Today, November 8, 1999, Israel and the Palestinians began historic negotiations on a final peace treaty at the Grand Park Hotel in the West Bank town of Ramallah. The chief negotiators, Palestinian Information Minister Yasser Abed Rabbo and Israeli diplomat Oded Eran held a 75-minute meeting and expressed confidence that they could meet the timetable of preparing a framework agreement by February 2000 and a final accord by September. President Clinton has offered to host a Camp David-like summit in the final stretch of the framework negotiations.

The talks were overshadowed by a bomb attack Sunday that injured 33 Israelis in the coastal resort of Netanya. No group has claimed responsibility. Israeli security officials have warned that militants would step up attacks as the peace process gains momentum.

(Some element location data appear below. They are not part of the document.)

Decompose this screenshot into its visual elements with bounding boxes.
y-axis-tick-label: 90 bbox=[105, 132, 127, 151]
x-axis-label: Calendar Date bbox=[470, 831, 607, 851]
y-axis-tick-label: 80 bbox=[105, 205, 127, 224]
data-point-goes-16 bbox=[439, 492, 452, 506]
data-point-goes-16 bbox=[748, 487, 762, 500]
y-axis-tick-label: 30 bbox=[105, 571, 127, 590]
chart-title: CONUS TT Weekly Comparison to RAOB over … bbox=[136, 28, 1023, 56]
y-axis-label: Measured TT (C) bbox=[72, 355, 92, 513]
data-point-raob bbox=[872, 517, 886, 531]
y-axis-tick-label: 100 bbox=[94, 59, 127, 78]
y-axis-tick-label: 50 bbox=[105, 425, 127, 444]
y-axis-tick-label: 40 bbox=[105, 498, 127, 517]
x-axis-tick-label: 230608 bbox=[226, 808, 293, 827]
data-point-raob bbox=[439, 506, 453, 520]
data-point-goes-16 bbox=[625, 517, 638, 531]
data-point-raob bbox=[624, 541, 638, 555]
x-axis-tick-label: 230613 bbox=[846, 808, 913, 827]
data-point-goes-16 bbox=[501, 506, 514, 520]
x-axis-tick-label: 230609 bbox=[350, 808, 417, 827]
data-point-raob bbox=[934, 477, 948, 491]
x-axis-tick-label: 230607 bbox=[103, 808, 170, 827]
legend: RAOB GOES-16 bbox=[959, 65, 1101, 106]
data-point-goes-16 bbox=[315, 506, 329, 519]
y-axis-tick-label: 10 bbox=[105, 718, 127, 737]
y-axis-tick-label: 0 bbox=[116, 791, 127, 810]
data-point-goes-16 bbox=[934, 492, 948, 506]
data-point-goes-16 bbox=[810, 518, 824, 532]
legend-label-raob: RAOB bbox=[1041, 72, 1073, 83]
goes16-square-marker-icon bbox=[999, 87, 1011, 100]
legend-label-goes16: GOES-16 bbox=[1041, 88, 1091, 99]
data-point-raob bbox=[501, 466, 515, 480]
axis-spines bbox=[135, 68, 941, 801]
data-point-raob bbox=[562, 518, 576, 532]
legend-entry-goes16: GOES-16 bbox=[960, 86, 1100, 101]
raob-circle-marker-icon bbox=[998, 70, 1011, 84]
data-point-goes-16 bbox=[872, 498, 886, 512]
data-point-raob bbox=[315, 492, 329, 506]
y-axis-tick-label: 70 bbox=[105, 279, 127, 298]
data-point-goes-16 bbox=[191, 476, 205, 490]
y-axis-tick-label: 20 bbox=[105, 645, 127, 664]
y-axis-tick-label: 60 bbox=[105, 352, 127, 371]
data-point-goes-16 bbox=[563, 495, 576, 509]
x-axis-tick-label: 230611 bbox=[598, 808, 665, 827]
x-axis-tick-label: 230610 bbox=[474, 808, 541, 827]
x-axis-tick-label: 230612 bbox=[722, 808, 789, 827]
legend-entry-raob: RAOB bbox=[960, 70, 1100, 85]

Not surprisingly, the talks started with each side laying out familiar positions. The Palestinians insisted on an Israeli withdrawal from the heavily Palestinian lands Israel captured in the 1967 Mideast war - the West Bank, Gaza Strip and east Jerusalem. Those are the areas they want to unite as an independent Palestinian state. Abed Rabbo said the Palestinians have the right to self-determination and that millions of Palestinian refugees must be allowed to return or be given compensation. He also said Jewish settlement-building in the disputed lands was the main obstacle to a peace treaty and must be halted immediately. Eran said Israel would never agree to give up part of Jerusalem or withdraw to the 1967 Mideast border. He insisted that a majority of the 200,000 Jewish settlers in the West Bank and Gaza remain under Israeli sovereignty.

Both sides reiterated that they were committed to U.N. Security Council resolutions 242 and 338 calling for an Israeli withdrawal from land occupied in the 1967 and 1973 wars. Israel maintains, however, that the resolutions don't require a pullback from all of the territory, an interpretation that Israeli Prime Minister Ehud Barak reiterated Sunday in the weekly meeting of his Cabinet.

After the opening statements, negotiators briefly discussed procedure. They agreed to meet twice or three times a week, and set the next session for Thursday.

So-called final status talks began in May 1996 under the outgoing government of Israel's then-prime minister, Shimon Peres. His successor, Benjamin Netanyahu, got entangled with the Palestinians on interim issues and held only one round of talks.

Under Barak, negotiations reopened with a brief ceremony on Sept. 13. Today marked the first round of serious negotiations.